Primary benefits for analytical laboratories include:
  • Greater selectivity: mobility separation reduces spectral congestion and improves differentiation of isomers/isobars in metabolomics, lipidomics, environmental analyses and biotherapeutic characterization.
  • Improved sensitivity and throughput: WBE and optimized ion transmission increase detectability of low‑abundance species and accelerate acquisition of CIU and MS/MS experiments.
  • Enhanced native MS capability: extended upper mass handling (>100 kDa reported), quadrupole isolation to high m/z, combined with DFD and dedicated fragmentation methods for deeper interrogation of intact complexes.
  • Integrated imaging: MALDI XS and DESI XS workflows with IMS separation enable richer MSI datasets with clearer spatial context for molecular distributions.
  • Operational flexibility: modular hardware, intuitive software, and automated calibration reduce set‑up time and support a range of routine to advanced experiments.
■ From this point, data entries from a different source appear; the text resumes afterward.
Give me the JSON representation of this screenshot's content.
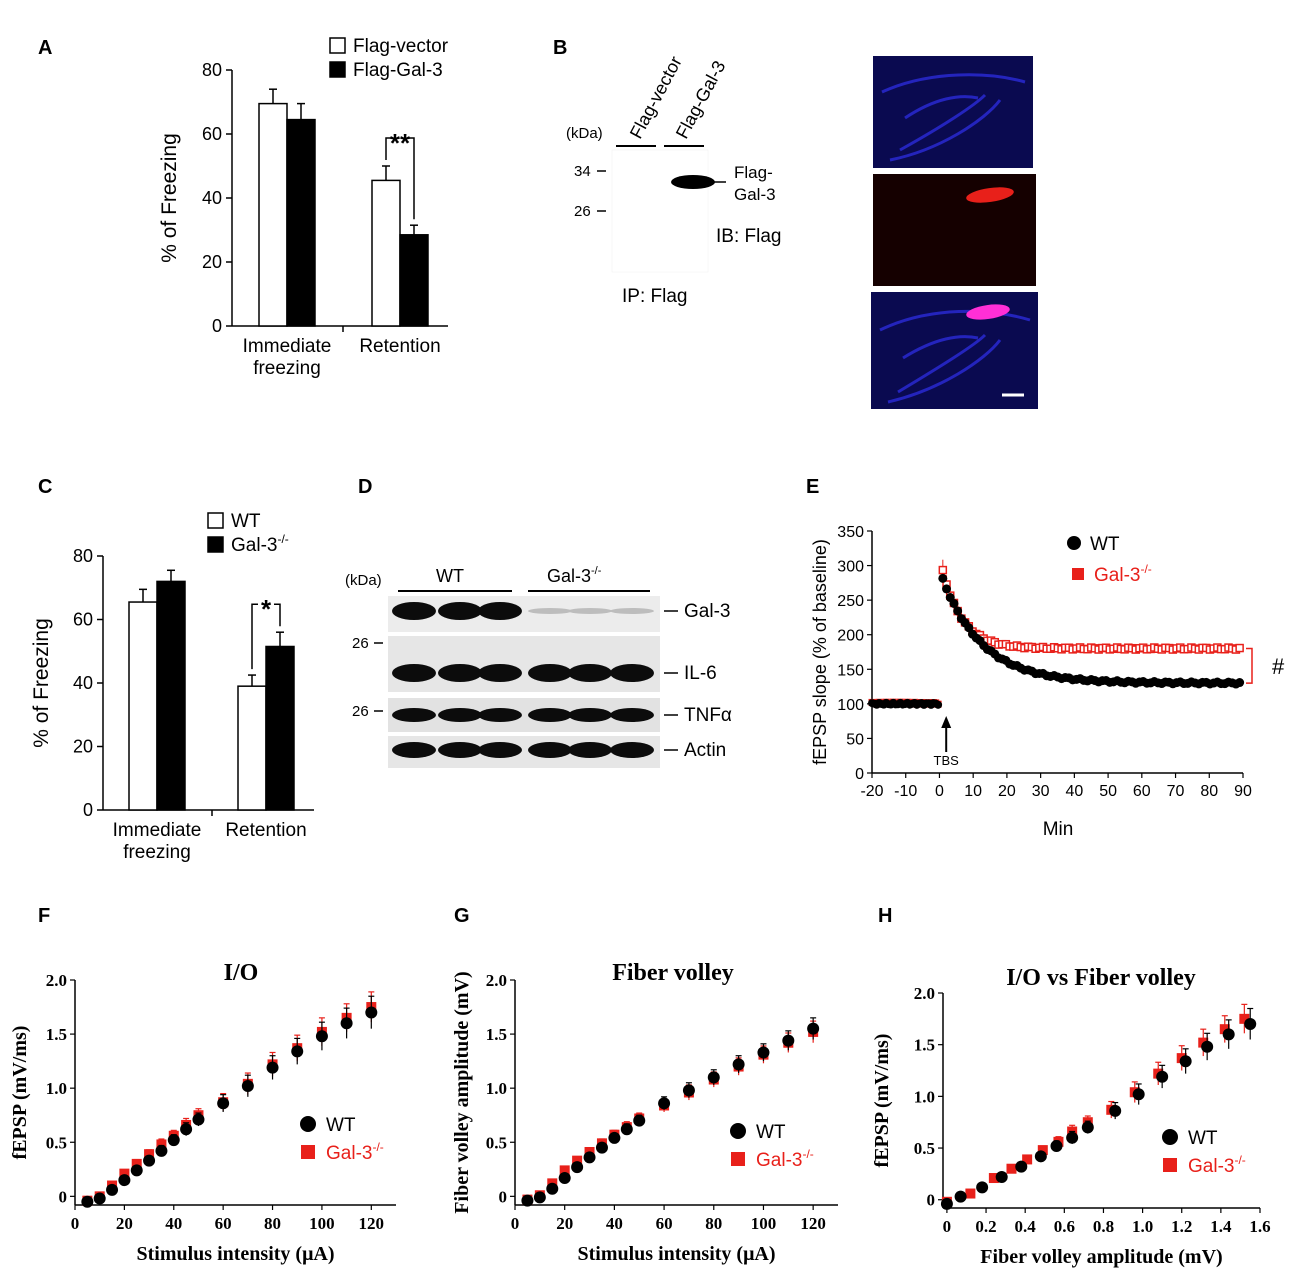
{
  "panel_letters": {
    "A": "A",
    "B": "B",
    "C": "C",
    "D": "D",
    "E": "E",
    "F": "F",
    "G": "G",
    "H": "H"
  },
  "colors": {
    "red": "#e8201a",
    "black": "#000000",
    "blue": "#2a2ad8",
    "dark_blue": "#0a0a50"
  },
  "blot_b": {
    "kda_label": "(kDa)",
    "lanes": [
      "Flag-vector",
      "Flag-Gal-3"
    ],
    "markers": [
      "34",
      "26"
    ],
    "band_label_1": "Flag-",
    "band_label_2": "Gal-3",
    "ib_label": "IB: Flag",
    "ip_label": "IP: Flag"
  },
  "blot_d": {
    "kda_label": "(kDa)",
    "group_wt": "WT",
    "group_ko": "Gal-3",
    "group_ko_sup": "-/-",
    "markers": [
      "26",
      "26"
    ],
    "bands": [
      "Gal-3",
      "IL-6",
      "TNFα",
      "Actin"
    ]
  },
  "chart_data": [
    {
      "id": "A",
      "type": "bar",
      "ylabel": "% of Freezing",
      "ylim": [
        0,
        80
      ],
      "yticks": [
        0,
        20,
        40,
        60,
        80
      ],
      "categories": [
        "Immediate freezing",
        "Retention"
      ],
      "category_lines": [
        [
          "Immediate",
          "freezing"
        ],
        [
          "Retention"
        ]
      ],
      "series": [
        {
          "name": "Flag-vector",
          "fill": "white",
          "values": [
            69.5,
            45.5
          ],
          "errors": [
            4.5,
            4.5
          ]
        },
        {
          "name": "Flag-Gal-3",
          "fill": "black",
          "values": [
            64.5,
            28.5
          ],
          "errors": [
            5.0,
            3.0
          ]
        }
      ],
      "significance": {
        "label": "**",
        "category": 1
      }
    },
    {
      "id": "C",
      "type": "bar",
      "ylabel": "% of Freezing",
      "ylim": [
        0,
        80
      ],
      "yticks": [
        0,
        20,
        40,
        60,
        80
      ],
      "categories": [
        "Immediate freezing",
        "Retention"
      ],
      "category_lines": [
        [
          "Immediate",
          "freezing"
        ],
        [
          "Retention"
        ]
      ],
      "series": [
        {
          "name": "WT",
          "name_sup": "",
          "fill": "white",
          "values": [
            65.5,
            39.0
          ],
          "errors": [
            4.0,
            3.5
          ]
        },
        {
          "name": "Gal-3",
          "name_sup": "-/-",
          "fill": "black",
          "values": [
            72.0,
            51.5
          ],
          "errors": [
            3.5,
            4.5
          ]
        }
      ],
      "significance": {
        "label": "*",
        "category": 1
      }
    },
    {
      "id": "E",
      "type": "scatter",
      "ylabel": "fEPSP slope (% of baseline)",
      "xlabel": "Min",
      "xlim": [
        -20,
        90
      ],
      "ylim": [
        0,
        350
      ],
      "xticks": [
        -20,
        -10,
        0,
        10,
        20,
        30,
        40,
        50,
        60,
        70,
        80,
        90
      ],
      "yticks": [
        0,
        50,
        100,
        150,
        200,
        250,
        300,
        350
      ],
      "annotation": "TBS",
      "significance": "#",
      "series": [
        {
          "name": "WT",
          "name_sup": "",
          "marker": "circle",
          "baseline": 100,
          "peak": 280,
          "plateau": 130,
          "tau": 12
        },
        {
          "name": "Gal-3",
          "name_sup": "-/-",
          "marker": "square",
          "baseline": 101,
          "peak": 292,
          "plateau": 180,
          "tau": 6
        }
      ]
    },
    {
      "id": "F",
      "type": "scatter",
      "title": "I/O",
      "xlabel": "Stimulus intensity (μA)",
      "ylabel": "fEPSP (mV/ms)",
      "xlim": [
        0,
        130
      ],
      "ylim": [
        -0.08,
        2.0
      ],
      "xticks": [
        0,
        20,
        40,
        60,
        80,
        100,
        120
      ],
      "yticks": [
        0,
        0.5,
        1.0,
        1.5,
        2.0
      ],
      "ytick_labels": [
        "0",
        "0.5",
        "1.0",
        "1.5",
        "2.0"
      ],
      "x": [
        5,
        10,
        15,
        20,
        25,
        30,
        35,
        40,
        45,
        50,
        60,
        70,
        80,
        90,
        100,
        110,
        120
      ],
      "series": [
        {
          "name": "WT",
          "name_sup": "",
          "marker": "circle",
          "values": [
            -0.05,
            -0.02,
            0.06,
            0.15,
            0.24,
            0.33,
            0.42,
            0.52,
            0.62,
            0.71,
            0.86,
            1.02,
            1.19,
            1.34,
            1.48,
            1.6,
            1.7
          ],
          "errors": [
            0.02,
            0.02,
            0.03,
            0.03,
            0.04,
            0.04,
            0.05,
            0.05,
            0.06,
            0.06,
            0.08,
            0.1,
            0.11,
            0.12,
            0.13,
            0.14,
            0.15
          ]
        },
        {
          "name": "Gal-3",
          "name_sup": "-/-",
          "marker": "square",
          "values": [
            -0.04,
            0.0,
            0.1,
            0.21,
            0.3,
            0.39,
            0.48,
            0.56,
            0.66,
            0.75,
            0.87,
            1.04,
            1.22,
            1.37,
            1.52,
            1.65,
            1.75
          ],
          "errors": [
            0.02,
            0.02,
            0.03,
            0.03,
            0.04,
            0.04,
            0.05,
            0.05,
            0.06,
            0.06,
            0.08,
            0.1,
            0.11,
            0.12,
            0.13,
            0.13,
            0.14
          ]
        }
      ]
    },
    {
      "id": "G",
      "type": "scatter",
      "title": "Fiber volley",
      "xlabel": "Stimulus intensity (μA)",
      "ylabel": "Fiber volley amplitude (mV)",
      "xlim": [
        0,
        130
      ],
      "ylim": [
        -0.08,
        2.0
      ],
      "xticks": [
        0,
        20,
        40,
        60,
        80,
        100,
        120
      ],
      "yticks": [
        0,
        0.5,
        1.0,
        1.5,
        2.0
      ],
      "ytick_labels": [
        "0",
        "0.5",
        "1.0",
        "1.5",
        "2.0"
      ],
      "x": [
        5,
        10,
        15,
        20,
        25,
        30,
        35,
        40,
        45,
        50,
        60,
        70,
        80,
        90,
        100,
        110,
        120
      ],
      "series": [
        {
          "name": "WT",
          "name_sup": "",
          "marker": "circle",
          "values": [
            -0.04,
            -0.01,
            0.07,
            0.17,
            0.27,
            0.36,
            0.45,
            0.54,
            0.62,
            0.7,
            0.86,
            0.98,
            1.1,
            1.22,
            1.33,
            1.44,
            1.55
          ],
          "errors": [
            0.02,
            0.02,
            0.03,
            0.03,
            0.03,
            0.04,
            0.04,
            0.04,
            0.05,
            0.05,
            0.06,
            0.07,
            0.07,
            0.08,
            0.08,
            0.09,
            0.1
          ]
        },
        {
          "name": "Gal-3",
          "name_sup": "-/-",
          "marker": "square",
          "values": [
            -0.03,
            0.01,
            0.12,
            0.24,
            0.33,
            0.41,
            0.49,
            0.57,
            0.64,
            0.72,
            0.84,
            0.96,
            1.08,
            1.2,
            1.31,
            1.42,
            1.52
          ],
          "errors": [
            0.02,
            0.02,
            0.03,
            0.03,
            0.03,
            0.04,
            0.04,
            0.04,
            0.05,
            0.05,
            0.06,
            0.07,
            0.07,
            0.08,
            0.08,
            0.09,
            0.1
          ]
        }
      ]
    },
    {
      "id": "H",
      "type": "scatter",
      "title": "I/O vs Fiber volley",
      "xlabel": "Fiber volley amplitude (mV)",
      "ylabel": "fEPSP (mV/ms)",
      "xlim": [
        -0.02,
        1.6
      ],
      "ylim": [
        -0.08,
        2.0
      ],
      "xticks": [
        0,
        0.2,
        0.4,
        0.6,
        0.8,
        1.0,
        1.2,
        1.4,
        1.6
      ],
      "yticks": [
        0,
        0.5,
        1.0,
        1.5,
        2.0
      ],
      "xtick_labels": [
        "0",
        "0.2",
        "0.4",
        "0.6",
        "0.8",
        "1.0",
        "1.2",
        "1.4",
        "1.6"
      ],
      "ytick_labels": [
        "0",
        "0.5",
        "1.0",
        "1.5",
        "2.0"
      ],
      "series": [
        {
          "name": "WT",
          "name_sup": "",
          "marker": "circle",
          "x": [
            0.0,
            0.07,
            0.18,
            0.28,
            0.38,
            0.48,
            0.56,
            0.64,
            0.72,
            0.86,
            0.98,
            1.1,
            1.22,
            1.33,
            1.44,
            1.55
          ],
          "values": [
            -0.04,
            0.03,
            0.12,
            0.22,
            0.32,
            0.42,
            0.52,
            0.6,
            0.7,
            0.86,
            1.02,
            1.19,
            1.34,
            1.48,
            1.6,
            1.7
          ],
          "errors": [
            0.02,
            0.02,
            0.03,
            0.03,
            0.04,
            0.04,
            0.05,
            0.06,
            0.06,
            0.08,
            0.1,
            0.11,
            0.12,
            0.13,
            0.14,
            0.15
          ]
        },
        {
          "name": "Gal-3",
          "name_sup": "-/-",
          "marker": "square",
          "x": [
            0.0,
            0.12,
            0.24,
            0.33,
            0.41,
            0.49,
            0.57,
            0.64,
            0.72,
            0.84,
            0.96,
            1.08,
            1.2,
            1.31,
            1.42,
            1.52
          ],
          "values": [
            -0.02,
            0.06,
            0.21,
            0.3,
            0.39,
            0.48,
            0.56,
            0.66,
            0.75,
            0.87,
            1.04,
            1.22,
            1.37,
            1.52,
            1.65,
            1.75
          ],
          "errors": [
            0.02,
            0.02,
            0.03,
            0.03,
            0.04,
            0.04,
            0.05,
            0.06,
            0.06,
            0.08,
            0.1,
            0.11,
            0.12,
            0.13,
            0.13,
            0.14
          ]
        }
      ]
    }
  ]
}
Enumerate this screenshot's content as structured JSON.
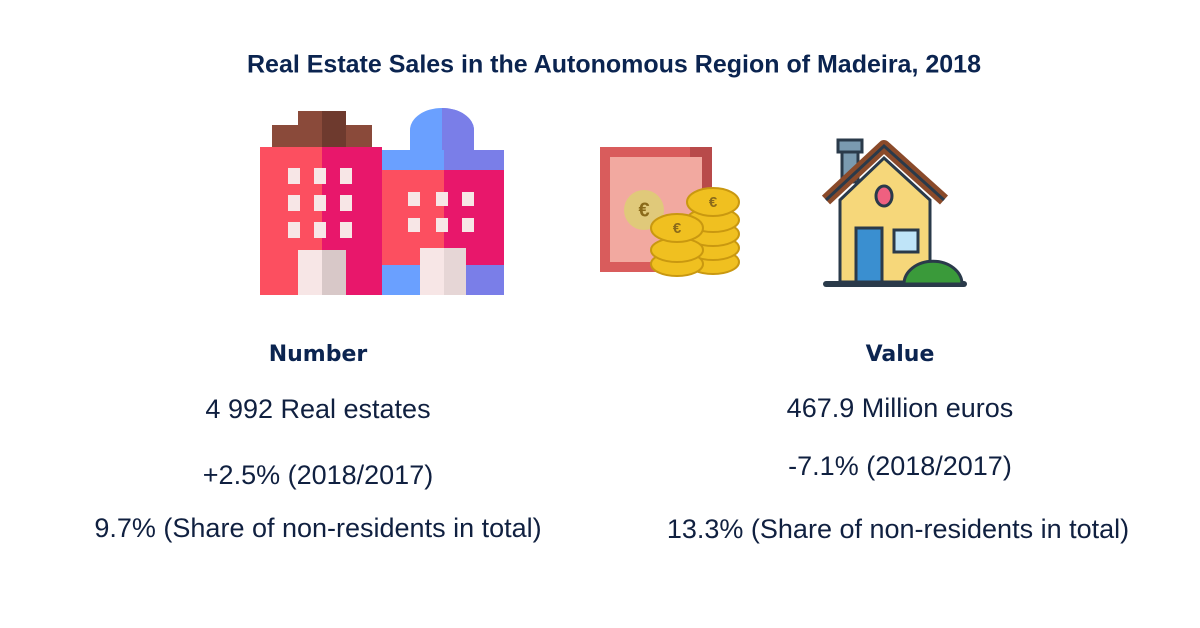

Future trends and applications


The brochure points to several directions where cyclic ion mobility architectures and the P20 capabilities can be impactful:
  • Routine structural biology by native MS: adoption of high‑resolution mobility for routine conformer profiling and stability assays (CIU) in protein engineering, formulation and QA/QC.
  • High‑confidence omics annotation: integration of automated CCS libraries and multipass separation to improve identification rates in metabolomics and lipidomics, including resolving positional isomers.
  • Expanding spatial metabolomics: mobility‑enabled MSI to separate matrix and isobaric interferences, improving detection of drug residues, metabolites, and environmental contaminants (e.g., PFAS) in tissues and forensic samples.
  • Higher‑mass and complex assemblies: continued development of ion optics and detectors to push reliable analysis of ever‑larger noncovalent assemblies and aggregates.
  • Method standardization and databases: broader CCS database generation and standardization to improve cross‑platform reproducibility and computational identification workflows.

Conclusion


The Waters Cyclic IMS P20 Mass Spectrometer package combines scalable multipass ion mobility, sensitivity enhancements (WBE), declustering (DFD), and integrated fragmentation/imaging options to address complex analytical challenges. It is designed to improve separation of conformers, isomers and isobars, boost detection of low‑abundance analytes, and extend native and imaging MS workflows. For laboratories requiring both routine productivity and the capacity to perform deeper structural investigations, this platform offers a flexible and instrumented route to reveal molecular detail more directly.

References


  1. Waters Corporation. Cyclic IMS P20 Mass Spectrometer product brochure. Waters Corporation; 2026. Internal product literature and illustrative performance examples presented therein.